Tomaten: Die Königsdisziplin

Tomaten sind die Königsdisziplin. Im Umgang divenhaft, doch wenn man sie zähmen kann, geben sie einem viel zurück. Im besten Fall so viele Früchte, dass man Sugo für den ganzen Winter hat. Doch dafür muss man erst einmal so richtig investieren. Sie brauchen ein Dach, sie brauchen gute Erde, sie brauchen Platz. Und sie brauchen Pflege.

Wenn man die Setzlinge Mitte Mai in den Boden setzt, macht man das am besten so tief, dass die untersten Blätter gerade noch über der Erde sind. Man giesst sie regelmässig mit Brennnesseljauche. Schon bald beginnen die kleinen Setzlinge stark zu wachsen. Nun ist es wichtig, dass die Seitentriebe regelmässig ausgebrochen werden. Sie wachsen in den „Achseln“ der Pflanzen.

In der „Achsel“ dieser Tomatenpflanze wächst ein starker Seitentrieb.

Dieselbe Pflanze mit ausgebrochenem Seitentrieb.

Je nach Tomatensorte machen die Pflanzen mehr oder weniger starke Seitentriebe. Einen starken Seitentrieb pro Pflanze kann man wachsen lassen, sie bildet dann zwei Haupttriebe. Mehr als zwei Haupttriebe lohnen sich nicht, das haben wir in einem früheren Jahr ausprobiert. Die Pflanzen bildeten so zwar viele Blätter, jedoch weniger Früchte.

Bei den Tomatenpflanzen haben wir die untersten Blätter abgebrochen.

In diesem Jahr haben wir zudem die untersten Blätter der Pflanzen abgeschnitten.

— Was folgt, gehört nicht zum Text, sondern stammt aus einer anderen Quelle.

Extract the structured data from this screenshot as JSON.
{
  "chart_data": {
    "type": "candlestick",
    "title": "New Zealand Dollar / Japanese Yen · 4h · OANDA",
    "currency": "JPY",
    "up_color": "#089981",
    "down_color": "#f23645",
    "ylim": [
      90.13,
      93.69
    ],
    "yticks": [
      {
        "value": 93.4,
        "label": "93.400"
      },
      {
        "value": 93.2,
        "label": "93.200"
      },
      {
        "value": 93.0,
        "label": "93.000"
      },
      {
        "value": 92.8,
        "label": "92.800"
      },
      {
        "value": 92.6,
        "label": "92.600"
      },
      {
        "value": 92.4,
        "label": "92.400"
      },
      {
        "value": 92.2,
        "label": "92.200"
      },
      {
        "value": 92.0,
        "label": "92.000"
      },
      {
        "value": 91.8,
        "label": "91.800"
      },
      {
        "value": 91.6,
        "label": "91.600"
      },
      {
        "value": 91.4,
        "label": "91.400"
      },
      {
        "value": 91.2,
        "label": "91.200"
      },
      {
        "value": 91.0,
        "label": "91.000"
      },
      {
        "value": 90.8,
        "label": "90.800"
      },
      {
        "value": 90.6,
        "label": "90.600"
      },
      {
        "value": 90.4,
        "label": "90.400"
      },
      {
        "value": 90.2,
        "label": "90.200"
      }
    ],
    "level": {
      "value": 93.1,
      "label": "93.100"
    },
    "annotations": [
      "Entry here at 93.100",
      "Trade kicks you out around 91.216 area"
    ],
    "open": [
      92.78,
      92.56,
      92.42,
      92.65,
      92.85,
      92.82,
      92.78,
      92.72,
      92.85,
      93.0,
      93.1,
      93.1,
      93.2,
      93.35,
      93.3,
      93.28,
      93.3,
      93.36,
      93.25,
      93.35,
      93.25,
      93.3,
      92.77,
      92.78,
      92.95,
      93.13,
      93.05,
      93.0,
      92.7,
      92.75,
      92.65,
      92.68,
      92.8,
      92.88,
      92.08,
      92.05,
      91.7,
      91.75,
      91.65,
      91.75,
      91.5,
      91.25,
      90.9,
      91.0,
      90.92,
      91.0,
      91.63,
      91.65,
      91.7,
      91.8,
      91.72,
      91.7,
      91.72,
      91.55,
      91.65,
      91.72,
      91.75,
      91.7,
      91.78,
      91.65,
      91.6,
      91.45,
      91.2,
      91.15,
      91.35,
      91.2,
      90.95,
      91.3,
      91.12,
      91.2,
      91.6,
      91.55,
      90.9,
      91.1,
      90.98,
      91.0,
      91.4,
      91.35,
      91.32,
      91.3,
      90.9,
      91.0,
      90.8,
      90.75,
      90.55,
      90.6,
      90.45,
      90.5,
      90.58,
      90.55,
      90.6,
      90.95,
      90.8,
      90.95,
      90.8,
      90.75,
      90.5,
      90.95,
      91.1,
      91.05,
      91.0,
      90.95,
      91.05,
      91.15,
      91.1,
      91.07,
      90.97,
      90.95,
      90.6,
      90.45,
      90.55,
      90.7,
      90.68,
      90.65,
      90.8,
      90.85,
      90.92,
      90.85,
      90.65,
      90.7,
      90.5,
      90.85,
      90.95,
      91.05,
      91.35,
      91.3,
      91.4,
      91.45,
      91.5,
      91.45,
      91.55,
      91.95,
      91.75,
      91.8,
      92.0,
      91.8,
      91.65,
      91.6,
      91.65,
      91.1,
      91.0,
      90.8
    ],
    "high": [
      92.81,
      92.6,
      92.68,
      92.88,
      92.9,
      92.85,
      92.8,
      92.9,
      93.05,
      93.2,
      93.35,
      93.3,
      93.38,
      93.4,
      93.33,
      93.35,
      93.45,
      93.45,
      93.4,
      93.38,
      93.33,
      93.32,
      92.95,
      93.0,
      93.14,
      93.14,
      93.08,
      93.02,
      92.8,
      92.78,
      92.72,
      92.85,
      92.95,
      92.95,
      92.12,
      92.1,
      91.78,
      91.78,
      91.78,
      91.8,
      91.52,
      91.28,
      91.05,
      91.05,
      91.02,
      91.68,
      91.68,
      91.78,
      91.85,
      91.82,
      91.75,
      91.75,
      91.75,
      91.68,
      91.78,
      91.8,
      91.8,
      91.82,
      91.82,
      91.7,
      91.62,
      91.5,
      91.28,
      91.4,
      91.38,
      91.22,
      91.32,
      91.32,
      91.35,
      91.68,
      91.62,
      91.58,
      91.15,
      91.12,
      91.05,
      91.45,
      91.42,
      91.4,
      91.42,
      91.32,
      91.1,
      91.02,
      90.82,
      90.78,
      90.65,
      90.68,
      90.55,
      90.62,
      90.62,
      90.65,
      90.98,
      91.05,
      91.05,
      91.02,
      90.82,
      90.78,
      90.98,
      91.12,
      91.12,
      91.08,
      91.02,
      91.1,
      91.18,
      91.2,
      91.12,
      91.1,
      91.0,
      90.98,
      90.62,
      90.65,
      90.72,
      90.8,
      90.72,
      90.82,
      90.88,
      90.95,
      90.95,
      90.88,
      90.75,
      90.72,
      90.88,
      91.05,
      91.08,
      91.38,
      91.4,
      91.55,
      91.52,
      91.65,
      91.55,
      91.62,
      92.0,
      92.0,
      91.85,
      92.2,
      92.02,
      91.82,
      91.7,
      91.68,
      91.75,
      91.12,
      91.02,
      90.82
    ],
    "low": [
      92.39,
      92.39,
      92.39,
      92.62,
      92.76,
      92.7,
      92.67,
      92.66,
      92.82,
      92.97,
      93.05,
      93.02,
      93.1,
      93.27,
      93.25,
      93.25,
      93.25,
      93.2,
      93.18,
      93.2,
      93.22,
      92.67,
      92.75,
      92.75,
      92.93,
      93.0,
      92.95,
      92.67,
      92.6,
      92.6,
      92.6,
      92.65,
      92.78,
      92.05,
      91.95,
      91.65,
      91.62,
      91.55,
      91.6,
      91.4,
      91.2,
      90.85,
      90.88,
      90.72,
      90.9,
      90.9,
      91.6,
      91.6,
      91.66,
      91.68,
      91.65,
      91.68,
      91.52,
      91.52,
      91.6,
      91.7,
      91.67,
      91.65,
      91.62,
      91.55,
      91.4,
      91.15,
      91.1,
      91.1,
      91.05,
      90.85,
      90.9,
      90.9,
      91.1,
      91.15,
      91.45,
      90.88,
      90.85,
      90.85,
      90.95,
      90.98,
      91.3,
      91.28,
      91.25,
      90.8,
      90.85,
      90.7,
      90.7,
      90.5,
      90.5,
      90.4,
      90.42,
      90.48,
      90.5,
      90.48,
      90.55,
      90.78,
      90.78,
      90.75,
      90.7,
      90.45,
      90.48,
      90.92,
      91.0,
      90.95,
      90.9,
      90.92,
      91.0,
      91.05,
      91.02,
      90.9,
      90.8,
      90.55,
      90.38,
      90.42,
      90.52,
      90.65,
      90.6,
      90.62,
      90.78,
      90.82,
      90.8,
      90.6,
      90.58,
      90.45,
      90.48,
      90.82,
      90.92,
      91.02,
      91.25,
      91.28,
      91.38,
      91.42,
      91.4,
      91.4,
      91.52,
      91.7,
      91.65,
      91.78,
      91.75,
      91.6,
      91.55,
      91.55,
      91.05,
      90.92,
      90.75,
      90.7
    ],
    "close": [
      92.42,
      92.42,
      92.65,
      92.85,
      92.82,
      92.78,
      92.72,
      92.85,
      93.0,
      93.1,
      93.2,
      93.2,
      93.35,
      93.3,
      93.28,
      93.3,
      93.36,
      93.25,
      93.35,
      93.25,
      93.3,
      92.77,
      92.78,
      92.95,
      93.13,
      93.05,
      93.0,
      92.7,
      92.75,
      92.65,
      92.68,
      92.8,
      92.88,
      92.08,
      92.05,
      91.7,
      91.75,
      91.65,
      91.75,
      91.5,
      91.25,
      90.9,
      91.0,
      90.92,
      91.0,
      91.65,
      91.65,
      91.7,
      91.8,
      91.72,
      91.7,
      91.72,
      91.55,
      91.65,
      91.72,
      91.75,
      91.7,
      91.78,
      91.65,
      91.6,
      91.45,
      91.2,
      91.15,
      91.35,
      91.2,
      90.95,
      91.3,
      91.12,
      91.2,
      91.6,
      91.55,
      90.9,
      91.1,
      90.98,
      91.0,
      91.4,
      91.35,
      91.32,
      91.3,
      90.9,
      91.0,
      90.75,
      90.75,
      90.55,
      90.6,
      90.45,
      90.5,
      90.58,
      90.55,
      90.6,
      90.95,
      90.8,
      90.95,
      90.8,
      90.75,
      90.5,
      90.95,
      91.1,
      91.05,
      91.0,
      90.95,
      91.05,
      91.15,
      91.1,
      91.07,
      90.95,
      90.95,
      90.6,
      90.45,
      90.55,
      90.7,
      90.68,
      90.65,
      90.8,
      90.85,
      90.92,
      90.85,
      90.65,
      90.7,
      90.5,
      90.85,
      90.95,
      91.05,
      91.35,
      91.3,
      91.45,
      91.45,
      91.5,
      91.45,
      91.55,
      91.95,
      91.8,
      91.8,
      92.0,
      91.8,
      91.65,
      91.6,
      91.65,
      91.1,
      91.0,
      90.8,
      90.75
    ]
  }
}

Das soll der Krautfäule vorbeugen. Tomaten mögen keine nassen Blätter – und da die untersten Blätter beim Giessen regelmässig nass werden, sind sie anfälliger auf Krautfäule als die oberen Blätter.

Und noch etwas probieren wir in diesem Jahr aus: Aus ausgebrochenen Seitentrieben lässt sich relativ leicht eine neue Generation Tomatenpflanzen züchten. Man steckt den Seitentrieb einfach in die Erde und giesst ihn. Er macht Wurzeln und wächst schnell. Wahrscheinlich nicht genug schnell, um Früchte zu tragen – aber das werde ich Ihnen im Herbst berichten.

4 Kommentare zu «Tomaten: Die Königsdisziplin»

  • Hanspeter Niederer sagt:

    Ich probiere dieses Jahr in warmem Wasser aufgelöstes Pechnelkensamen-Pulver zur Stärkung der Tomaten. Es enthält ein Pflanzenhormon und soll die Pflanzen stärken, mehr Ertrag bringen und sie widerstandsfähig gegen Krautfäule machen. Man bekommt das Pulver offenbar nur über ebay. Mal sehen, ob sich die Investition lohnt.

  • Jürg Brechbühl sagt:

    Also wenn eine findet, Tomaten seien schwierig, dann sollte sie sich ein anderes Hobby suchen, Puzzle zusammensetzen, Kreuzworträtsel lösen oder Jassen.
    Aus Gutmütigkeit noch ein Tip: Die vielen Seitentriebe wachsen nur, wenn man die Stauden zu weit auseinander pflanzt und in Bodennähe zu viel Licht ist. Bei mir wachsen sie einfach in die Höhe.

    • Beatrice Schlüchter sagt:

      Das stimmt natürlich wieder einmal gar nicht. Die Seitentriebe werden durch Viren in der L2-Schicht gefördert. Diese sind Sortentypisch eingezüchtet.
      Das hat rein gar nichts mit dem Pflanzabstand zu tun.

      Zu dicht gepflanzte Tomaten sind ein Anfängerfehler den es zu vermeiden gilt. Ideal ist 1m. Dazwischen am besten Pflanzen aus anderen Familien wie Peperonis, Chillis oder Aubergine.

      • Veronica sagt:

        Aubergine und Peperoni sind aber gleicher Familie: Nachtschattengewächs. Kräuter wie Knoblauch und Basilikum sollen gut zu Tomaten passen, oder Sommerflor wie Tagetes.